After enlightening the respondents with some information regarding voluntary female surgical sterilization, their attitude towards this method was sought for; only 18.3% of them would consider undergoing bilateral tubal ligation in future after completing their family size. The positive effect of family planning counselling, information, education and communication (IEC) in encouraging better participation in voluntary female surgical sterilization is well documented in some studies done in Nigeria [9,14,17]. Other important means of encouraging acceptance of voluntary female surgical sterilization was more positive attitude towards it by the health workers (nurse) some of whom are happy to tell the clients that they too have had bilateral tubal ligation in a study done in Lagos University Teaching Hospital, Nigeria [14]. Communicating the right information and general education regarding voluntary female surgical sterilization will help not only dispel the fears, rumour and misconceptions held against it; also emphasizing the advantages of the method will go a long way in stimulating better participation in voluntary female surgical sterilization.

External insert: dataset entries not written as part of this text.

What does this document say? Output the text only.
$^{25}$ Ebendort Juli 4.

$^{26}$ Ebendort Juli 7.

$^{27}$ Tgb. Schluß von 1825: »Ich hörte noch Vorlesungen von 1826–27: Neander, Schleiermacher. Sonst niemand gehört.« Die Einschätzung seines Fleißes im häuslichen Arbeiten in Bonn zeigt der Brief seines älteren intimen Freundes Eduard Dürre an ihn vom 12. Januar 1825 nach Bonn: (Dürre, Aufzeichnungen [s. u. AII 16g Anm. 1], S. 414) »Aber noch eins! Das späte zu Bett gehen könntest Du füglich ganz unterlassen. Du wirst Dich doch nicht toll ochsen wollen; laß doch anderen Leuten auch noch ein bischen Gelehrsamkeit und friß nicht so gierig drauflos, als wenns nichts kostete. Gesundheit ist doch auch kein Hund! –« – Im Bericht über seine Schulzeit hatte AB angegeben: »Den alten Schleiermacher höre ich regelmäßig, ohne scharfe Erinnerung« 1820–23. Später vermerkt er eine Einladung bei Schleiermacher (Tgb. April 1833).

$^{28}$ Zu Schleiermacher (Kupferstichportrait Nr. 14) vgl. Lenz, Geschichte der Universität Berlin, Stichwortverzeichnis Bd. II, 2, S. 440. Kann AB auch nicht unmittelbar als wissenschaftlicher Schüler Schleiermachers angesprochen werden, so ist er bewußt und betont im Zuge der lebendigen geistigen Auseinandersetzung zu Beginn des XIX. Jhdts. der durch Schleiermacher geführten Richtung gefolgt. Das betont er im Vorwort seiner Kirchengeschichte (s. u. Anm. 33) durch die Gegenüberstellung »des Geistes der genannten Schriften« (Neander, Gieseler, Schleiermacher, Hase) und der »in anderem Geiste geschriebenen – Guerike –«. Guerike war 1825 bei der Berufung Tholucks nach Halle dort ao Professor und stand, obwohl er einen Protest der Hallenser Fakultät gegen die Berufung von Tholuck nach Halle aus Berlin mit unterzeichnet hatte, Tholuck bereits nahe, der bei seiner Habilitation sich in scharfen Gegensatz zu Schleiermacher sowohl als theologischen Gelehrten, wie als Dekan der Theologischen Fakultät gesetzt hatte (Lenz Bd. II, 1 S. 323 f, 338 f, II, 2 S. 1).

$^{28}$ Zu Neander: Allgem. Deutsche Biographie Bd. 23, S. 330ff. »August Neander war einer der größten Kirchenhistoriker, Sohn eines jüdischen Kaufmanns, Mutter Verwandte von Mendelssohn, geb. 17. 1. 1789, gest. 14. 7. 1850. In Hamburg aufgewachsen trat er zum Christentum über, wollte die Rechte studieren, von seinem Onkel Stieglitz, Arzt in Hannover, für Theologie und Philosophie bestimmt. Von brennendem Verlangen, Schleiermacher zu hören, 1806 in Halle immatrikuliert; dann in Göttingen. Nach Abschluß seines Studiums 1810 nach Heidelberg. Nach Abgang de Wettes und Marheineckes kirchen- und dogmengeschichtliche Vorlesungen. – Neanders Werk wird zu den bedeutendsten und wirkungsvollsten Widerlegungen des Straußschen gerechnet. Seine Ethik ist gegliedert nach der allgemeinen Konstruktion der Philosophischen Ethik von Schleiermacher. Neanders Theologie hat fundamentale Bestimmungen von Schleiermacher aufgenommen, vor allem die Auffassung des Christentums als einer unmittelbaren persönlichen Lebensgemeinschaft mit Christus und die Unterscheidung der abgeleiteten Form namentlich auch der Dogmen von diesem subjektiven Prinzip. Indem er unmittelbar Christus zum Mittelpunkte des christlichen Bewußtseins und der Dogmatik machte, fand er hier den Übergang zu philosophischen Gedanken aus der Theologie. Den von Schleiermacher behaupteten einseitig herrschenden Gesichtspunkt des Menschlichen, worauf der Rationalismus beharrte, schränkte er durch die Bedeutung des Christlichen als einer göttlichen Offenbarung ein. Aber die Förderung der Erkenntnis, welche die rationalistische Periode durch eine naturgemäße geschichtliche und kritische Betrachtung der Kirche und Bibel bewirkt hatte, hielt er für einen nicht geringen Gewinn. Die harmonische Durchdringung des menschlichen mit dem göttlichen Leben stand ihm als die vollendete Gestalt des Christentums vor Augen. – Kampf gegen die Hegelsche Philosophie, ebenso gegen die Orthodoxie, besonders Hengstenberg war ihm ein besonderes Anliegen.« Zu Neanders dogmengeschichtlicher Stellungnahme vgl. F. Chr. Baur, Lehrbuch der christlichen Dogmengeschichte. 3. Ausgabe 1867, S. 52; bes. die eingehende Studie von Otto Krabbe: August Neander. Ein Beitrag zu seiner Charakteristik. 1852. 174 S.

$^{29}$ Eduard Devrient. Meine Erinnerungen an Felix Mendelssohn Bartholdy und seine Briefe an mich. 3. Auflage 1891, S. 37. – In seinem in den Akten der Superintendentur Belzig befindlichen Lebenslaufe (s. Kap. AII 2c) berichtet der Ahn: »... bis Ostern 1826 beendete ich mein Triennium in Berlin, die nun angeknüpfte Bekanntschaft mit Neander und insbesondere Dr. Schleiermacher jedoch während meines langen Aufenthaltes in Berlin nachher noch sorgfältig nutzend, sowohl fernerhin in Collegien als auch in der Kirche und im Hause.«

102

Over two third of the respondents who would consider undergoing bilateral tubal ligation in this study had tertiary education. Formal education has been shown in studies to have direct effect on maternal mortality by reducing it because educated women tend to make better use of available medical facilities [27]. Education also serves as a way of improving the general socioeconomic status of women in general. On the other hand there is an adverse relationship existing between maternal health (including maternal death) and literacy level [28]. The likelihood of regret after voluntary female surgical sterilization were also similar to those documented in previous study and the reasons include mainly the desire to have more children and unexpected child loss [8]. The data from Nigeria Demographic and Health survey published in 2014, indicate that there is a strong preference for large family size in Nigeria; the total fertility rate of 5.5 children per woman with only 15% of married women using any method of family planning [29]. Apart from the high premium placed on child birth in Africa; especially in Nigeria there is also the issue of “male child” factor, thus compelling many women who have only female children to continue trying to give birth to a son until they are menopausal or die from obstetric complications. This is a reflection of the mean age for acceptance of sterilization in Nigeria which is as high as 40 years which implies some cultural antipathy to the procedure and possibly fears of child death [30]. Among the major ethnic groups in Nigeria, men dominate in both family and social relationships including right to production and reproduction [31]. Male children are seen as insurance for old age, agent of continuity of the family name and some are necessary to fulfil the priestly duty without which the ancestral spirit will begin to fade or are forgotten [32]. The permanent nature and fear of operation were among the common reasons why the respondents would not want to use voluntary female surgical sterilization in future. These were also noted in previous studies [8,9,22].

Conclusion

The low level of knowledge and awareness about bilateral tubal ligation and some of the negative attitude and view held against it as identified in this study, calls for more comprehensive and concerted efforts in informing, educating and counselling of Nigerian populace regarding voluntary female sterilization. This hopefully will lead to better acceptance and its utilization as a method of contraception in Nigeria.